The team is led by Scientia Professor Andrew Dzurak of UNSW Sydney, a program leader at the Centre of Excellence for Quantum Computation and Communication Technology (CQC2T) and Director of the NSW node of the Australian National Fabrication Facility.
Last year, Dzurak and colleagues published a design for a novel chip architecture that could allow quantum calculations to be performed using silicon CMOS (complementary metal-oxide-semiconductor) components – the basis of all modern computer chips.
In their new study, published today in the journal Nature Communications, the team combine two fundamental quantum techniques for the first time, confirming the promise of their approach.

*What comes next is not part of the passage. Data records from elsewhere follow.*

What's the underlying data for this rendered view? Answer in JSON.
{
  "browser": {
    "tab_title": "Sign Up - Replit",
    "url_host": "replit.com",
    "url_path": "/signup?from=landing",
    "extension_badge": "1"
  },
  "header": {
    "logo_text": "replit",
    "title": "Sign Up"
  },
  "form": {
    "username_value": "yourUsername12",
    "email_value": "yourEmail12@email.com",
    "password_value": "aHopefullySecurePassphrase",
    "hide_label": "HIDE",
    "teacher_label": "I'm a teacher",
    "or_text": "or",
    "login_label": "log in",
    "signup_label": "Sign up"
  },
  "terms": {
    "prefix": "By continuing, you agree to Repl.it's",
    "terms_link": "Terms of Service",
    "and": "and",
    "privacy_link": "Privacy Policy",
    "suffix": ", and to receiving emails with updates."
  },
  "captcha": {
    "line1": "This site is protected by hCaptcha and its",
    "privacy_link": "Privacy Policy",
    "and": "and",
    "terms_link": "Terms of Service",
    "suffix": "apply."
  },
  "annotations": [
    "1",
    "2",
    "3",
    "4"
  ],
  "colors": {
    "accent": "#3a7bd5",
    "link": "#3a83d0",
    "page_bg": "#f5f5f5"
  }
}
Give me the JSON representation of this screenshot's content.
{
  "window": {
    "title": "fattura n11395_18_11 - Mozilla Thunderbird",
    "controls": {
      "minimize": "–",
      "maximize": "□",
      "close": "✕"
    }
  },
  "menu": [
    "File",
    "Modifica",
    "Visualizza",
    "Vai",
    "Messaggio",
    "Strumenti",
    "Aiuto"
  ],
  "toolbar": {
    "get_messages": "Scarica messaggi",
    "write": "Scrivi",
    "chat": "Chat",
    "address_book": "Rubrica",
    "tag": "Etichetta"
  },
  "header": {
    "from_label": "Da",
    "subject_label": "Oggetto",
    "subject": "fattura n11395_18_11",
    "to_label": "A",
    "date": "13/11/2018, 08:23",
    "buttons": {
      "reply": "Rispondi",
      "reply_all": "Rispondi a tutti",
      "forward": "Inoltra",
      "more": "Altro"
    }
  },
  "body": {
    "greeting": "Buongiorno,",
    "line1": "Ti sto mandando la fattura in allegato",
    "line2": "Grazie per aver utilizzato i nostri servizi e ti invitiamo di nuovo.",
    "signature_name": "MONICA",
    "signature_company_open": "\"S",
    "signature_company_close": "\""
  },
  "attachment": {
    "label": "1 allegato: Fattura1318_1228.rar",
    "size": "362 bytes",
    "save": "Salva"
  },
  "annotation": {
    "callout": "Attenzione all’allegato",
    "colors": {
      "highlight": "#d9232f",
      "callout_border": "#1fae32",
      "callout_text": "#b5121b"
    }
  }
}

Dzurak’s team had also previously shown that an integrated silicon qubit platform can operate with single-spin addressability – the ability to rotate a single spin without disturbing its neighbours.
They have now shown that they can combine this with a special type of quantum readout process known as Pauli spin blockade, a key requirement for quantum error correcting codes that will be necessary to ensure accuracy in large spin-based quantum computers. This new combination of qubit readout and control techniques is a central feature of their quantum chip design.
“We’ve demonstrated the ability to do Pauli spin readout in our silicon qubit device but, for the first time, we've also combined it with spin resonance to control the spin,” says Dzurak.
“This is an important milestone for us on the path to performing quantum error correction with spin qubits, which is going to be essential for any universal quantum computer.”
Lead author Michael Fogarty, who performed the experiments as part of his PhD research with Professor Dzurak at UNSW, says: “Quantum error correction is a key requirement in creating large-scale useful quantum computing because all qubits are fragile, and you need to correct for errors as they crop up.”
But Fogarty notes this “creates significant overhead in the number of physical qubits you need in order to make the system work”.
Dzurak says: “By using silicon CMOS technology we have the ideal platform to scale to the millions of qubits we will need, and our recent results provide us with the tools to achieve spin qubit error-correction in the near future.
“It’s another confirmation that we’re on the right track. And it also shows that the architecture we’ve developed at UNSW has, so far, shown no roadblocks to the development of a working quantum computer chip – and, what’s more, one that can be manufactured using well-established industry processes and components.”